From “Daily Meditation” by Rev. Geo. Bowen

“Lead us not into temptation.” – Mat_6:13.

If you ask me to show you a wise man, I will ask you to find for me a man who, morning, noon, and night, offereth to God this prayer. You find him, and you say to me, ” Why, this is a poor man, a mean man, an ignorant man, an obscure man; I asked him some ordinary questions, and he could not answer them. In his hand was a book, and he told me frankly that having no wisdom of his own, he was obliged to make use of that book. And yet you tell me he is the wisest of men. His wisdom multiplied ten thousand times would not equal the wisdom of some that are known to me.” To this I rejoin: Your wise man and mine are alike in one respect. They are exposed to a common danger. They have an enemy whose power enables him to laugh at all the wisdom of man, and whose malignity will bring everlasting ruin upon those whom he subjugates. Woe then to him who is foolish enough to trust in any wisdom of his own. He is daily led into temptation without knowing it, and daily succumbs; and day by day the fetters of the enemy are more strongly riveted upon him.

No man was ever so far advanced in the divine life, as not to need to utter these words. In fact the holiest breathe this petition with the most frequency.

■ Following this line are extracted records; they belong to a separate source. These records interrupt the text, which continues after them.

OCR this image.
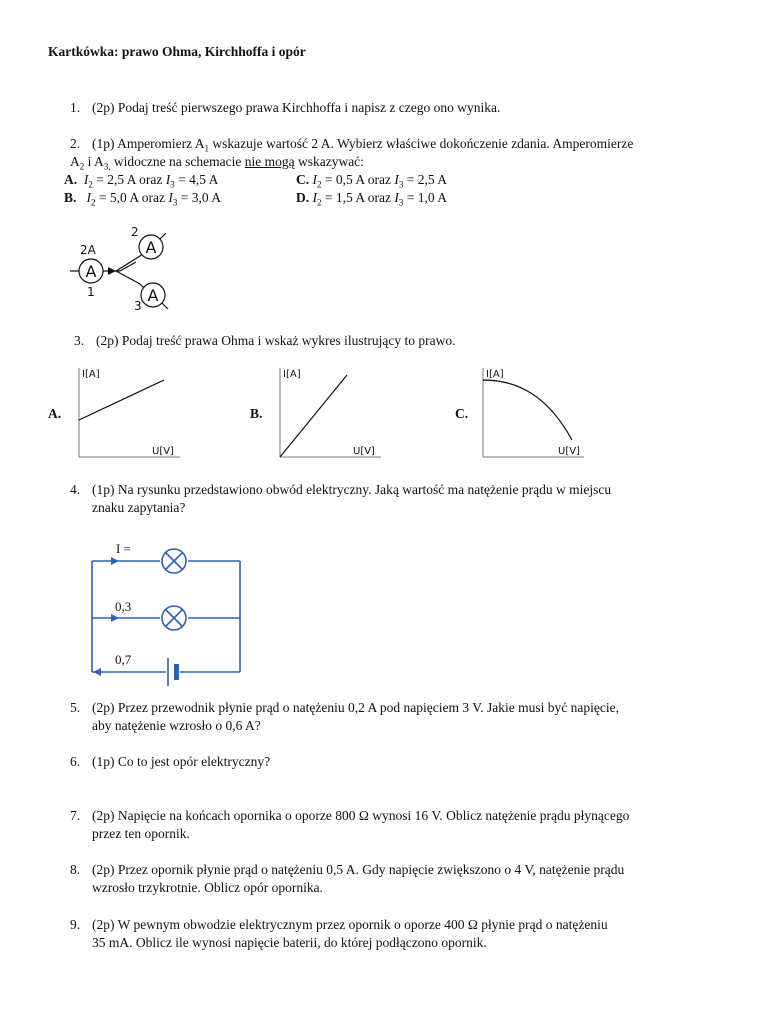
Kartkówka: prawo Ohma, Kirchhoffa i opór
1. (2p) Podaj treść pierwszego prawa Kirchhoffa i napisz z czego ono wynika.
2. (1p) Amperomierz $A_1$ wskazuje wartość 2 A. Wybierz właściwe dokończenie zdania. Amperomierze
$A_2$ i $A_{3,}$ widoczne na schemacie nie mogą wskazywać:
A. $I_2 = 2,5$ A oraz $I_3 = 4,5$ A
B. $I_2 = 5,0$ A oraz $I_3 = 3,0$ A
C. $I_2 = 0,5$ A oraz $I_3 = 2,5$ A
D. $I_2 = 1,5$ A oraz $I_3 = 1,0$ A
A
A
A
2A
1
2
3
3. (2p) Podaj treść prawa Ohma i wskaż wykres ilustrujący to prawo.
A.
I[A]
U[V]
B.
I[A]
U[V]
C.
I[A]
U[V]
4. (1p) Na rysunku przedstawiono obwód elektryczny. Jaką wartość ma natężenie prądu w miejscu
znaku zapytania?
I =
0,3
0,7
5. (2p) Przez przewodnik płynie prąd o natężeniu 0,2 A pod napięciem 3 V. Jakie musi być napięcie,
aby natężenie wzrosło o 0,6 A?
6. (1p) Co to jest opór elektryczny?
7. (2p) Napięcie na końcach opornika o oporze 800 Ω wynosi 16 V. Oblicz natężenie prądu płynącego
przez ten opornik.
8. (2p) Przez opornik płynie prąd o natężeniu 0,5 A. Gdy napięcie zwiększono o 4 V, natężenie prądu
wzrosło trzykrotnie. Oblicz opór opornika.
9. (2p) W pewnym obwodzie elektrycznym przez opornik o oporze 400 Ω płynie prąd o natężeniu
35 mA. Oblicz ile wynosi napięcie baterii, do której podłączono opornik.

And if an angel should be sent from heaven into the midst of us, it would be ever upon his lips.

” This is a world of temptation, and it would be difficult so to dispose of ourselves as never to encounter temptation.” True: and many advantages flow to the Christian from the fact that he is exposed to temptation. His graces are thus strengthened. His self-knowledge is increased. He relies more implicitly upon the word of God. But the tempter knows how to combine circumstances, and so to adapt his wiles to the spiritual state of a man, as at times to bring an unexpected and powerful temptation to bear upon him. With reference to such temptations as these the Christian offers up this prayer. God gives a man the shield of faith and the sword of the Spirit with regard to ordinary temptations, those that he is already familiar with; and gives him a spirit of prayer with regard to others, from which in answer to this prayer, he delivers him. There is one way of dealing with present temptations, and another way of dealing with those that are future. If, relying on our strength of faith, we cease to be apprehensive of new and subtle arrangements by which our affections may become entangled, we are almost certain to sustain damage.

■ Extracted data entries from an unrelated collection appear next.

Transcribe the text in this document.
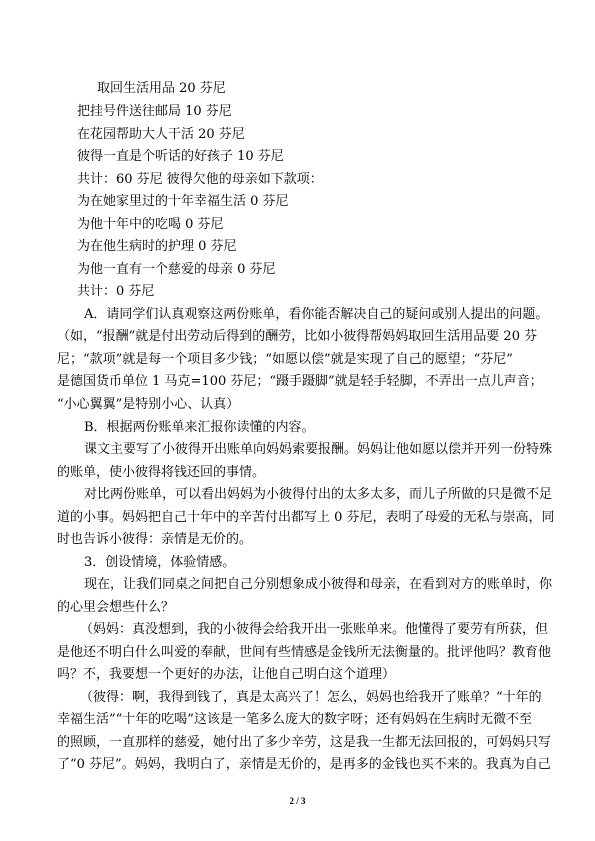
取回生活用品 20 芬尼
把挂号件送往邮局 10 芬尼
在花园帮助大人干活 20 芬尼
彼得一直是个听话的好孩子 10 芬尼
共计：60 芬尼 彼得欠他的母亲如下款项：
为在她家里过的十年幸福生活 0 芬尼
为他十年中的吃喝 0 芬尼
为在他生病时的护理 0 芬尼
为他一直有一个慈爱的母亲 0 芬尼
共计：0 芬尼
A．请同学们认真观察这两份账单，看你能否解决自己的疑问或别人提出的问题。
（如，“报酬”就是付出劳动后得到的酬劳，比如小彼得帮妈妈取回生活用品要 20 芬
尼；“款项”就是每一个项目多少钱；“如愿以偿”就是实现了自己的愿望；“芬尼”
是德国货币单位 1 马克=100 芬尼；“蹑手蹑脚”就是轻手轻脚，不弄出一点儿声音；
“小心翼翼”是特别小心、认真）
B．根据两份账单来汇报你读懂的内容。
课文主要写了小彼得开出账单向妈妈索要报酬。妈妈让他如愿以偿并开列一份特殊
的账单，使小彼得将钱还回的事情。
对比两份账单，可以看出妈妈为小彼得付出的太多太多，而儿子所做的只是微不足
道的小事。妈妈把自己十年中的辛苦付出都写上 0 芬尼，表明了母爱的无私与崇高，同
时也告诉小彼得：亲情是无价的。
3．创设情境，体验情感。
现在，让我们同桌之间把自己分别想象成小彼得和母亲，在看到对方的账单时，你
的心里会想些什么？
（妈妈：真没想到，我的小彼得会给我开出一张账单来。他懂得了要劳有所获，但
是他还不明白什么叫爱的奉献，世间有些情感是金钱所无法衡量的。批评他吗？教育他
吗？不，我要想一个更好的办法，让他自己明白这个道理）
（彼得：啊，我得到钱了，真是太高兴了！怎么，妈妈也给我开了账单？“十年的
幸福生活”“十年的吃喝”这该是一笔多么庞大的数字呀；还有妈妈在生病时无微不至
的照顾，一直那样的慈爱，她付出了多少辛劳，这是我一生都无法回报的，可妈妈只写
了“0 芬尼”。妈妈，我明白了，亲情是无价的，是再多的金钱也买不来的。我真为自己
2 / 3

If after all it pleases God to bring the petitioner into temptation, he is not brought into it as other men are. God will indicate, in the trying hour, the way of escape.

From “Daily Meditation” by Rev. Geo. Bowen

Give this some thought…

” He that covereth his sins shall not prosper.” – Pro_28:13.

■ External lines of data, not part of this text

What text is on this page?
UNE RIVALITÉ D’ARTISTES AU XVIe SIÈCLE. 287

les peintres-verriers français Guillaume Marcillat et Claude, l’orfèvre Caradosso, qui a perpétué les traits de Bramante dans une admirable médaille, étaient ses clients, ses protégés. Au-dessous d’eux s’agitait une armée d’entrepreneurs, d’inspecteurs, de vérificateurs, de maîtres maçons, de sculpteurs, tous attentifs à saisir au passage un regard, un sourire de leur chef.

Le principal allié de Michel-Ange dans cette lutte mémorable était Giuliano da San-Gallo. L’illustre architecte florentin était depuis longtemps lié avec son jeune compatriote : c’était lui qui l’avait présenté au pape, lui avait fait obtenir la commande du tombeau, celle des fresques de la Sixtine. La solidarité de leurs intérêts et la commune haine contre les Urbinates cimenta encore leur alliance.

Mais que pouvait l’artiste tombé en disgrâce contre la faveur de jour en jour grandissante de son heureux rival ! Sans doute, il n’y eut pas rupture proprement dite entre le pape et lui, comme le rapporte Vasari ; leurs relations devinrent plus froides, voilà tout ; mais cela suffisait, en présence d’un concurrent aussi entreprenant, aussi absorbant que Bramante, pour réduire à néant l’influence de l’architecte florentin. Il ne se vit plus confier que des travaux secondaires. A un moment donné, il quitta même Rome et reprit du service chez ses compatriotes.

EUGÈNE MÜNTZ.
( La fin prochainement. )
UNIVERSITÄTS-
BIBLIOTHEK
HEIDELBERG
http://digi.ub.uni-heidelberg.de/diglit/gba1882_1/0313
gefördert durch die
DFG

Almost all men are intent upon appearing better than they really are. If a man cannot be what he ought to be, he attempts at least to appear so. His days are spent in a fraudulent attempt to pass himself off as something better than he is. The same amount of energy devoted to the purification of his character, might result in something good. What watchfulness! What circumspection! What attention to circumstances! What study of men’s characters! What perseverance! What self-command! Were these qualities and habits devoted to the legitimate end of appearing well in the sight of God, what magnificent results would be witnessed. These are the very things that God requires of us: watchfulness, carefulness, perseverance, self-control. Man shows that he is capable of these things; but he exercises them in seeking not the essence, but a fiction; not the favor of God, but that of man.’

The habit is so inveterate that few are conscious of it. They suppose they are acting naturally, and have no conception of the measure of their insincerity. I speak not of the hypocrite, commonly so styled; but of all. The man who says, ” I thank God, I make no profession to be better than others;” he. too, is playing a role, though he cheats himself with the contrary idea.

Insincerity in religion, the endeavor to obtain and perpetuate a reputation for piety, is something exceedingly offensive. There is something monstrous about the idea of offering prayer in such a way as to secure the commendation of man.

He that covereth his sins shall not prosper; for while he covers them he cannot possibly get rid of them; and their presence will vitiate all prosperity. Let us endure the shame of confessing them, that we may have the abiding glory of being delivered from them. Let us act out our true characters, and take our true place; then we may expect to make progress of the most desirable kind. If man deride, no matter; we have something that they have not. Our position is a more promising one than theirs; for truth is now on our side.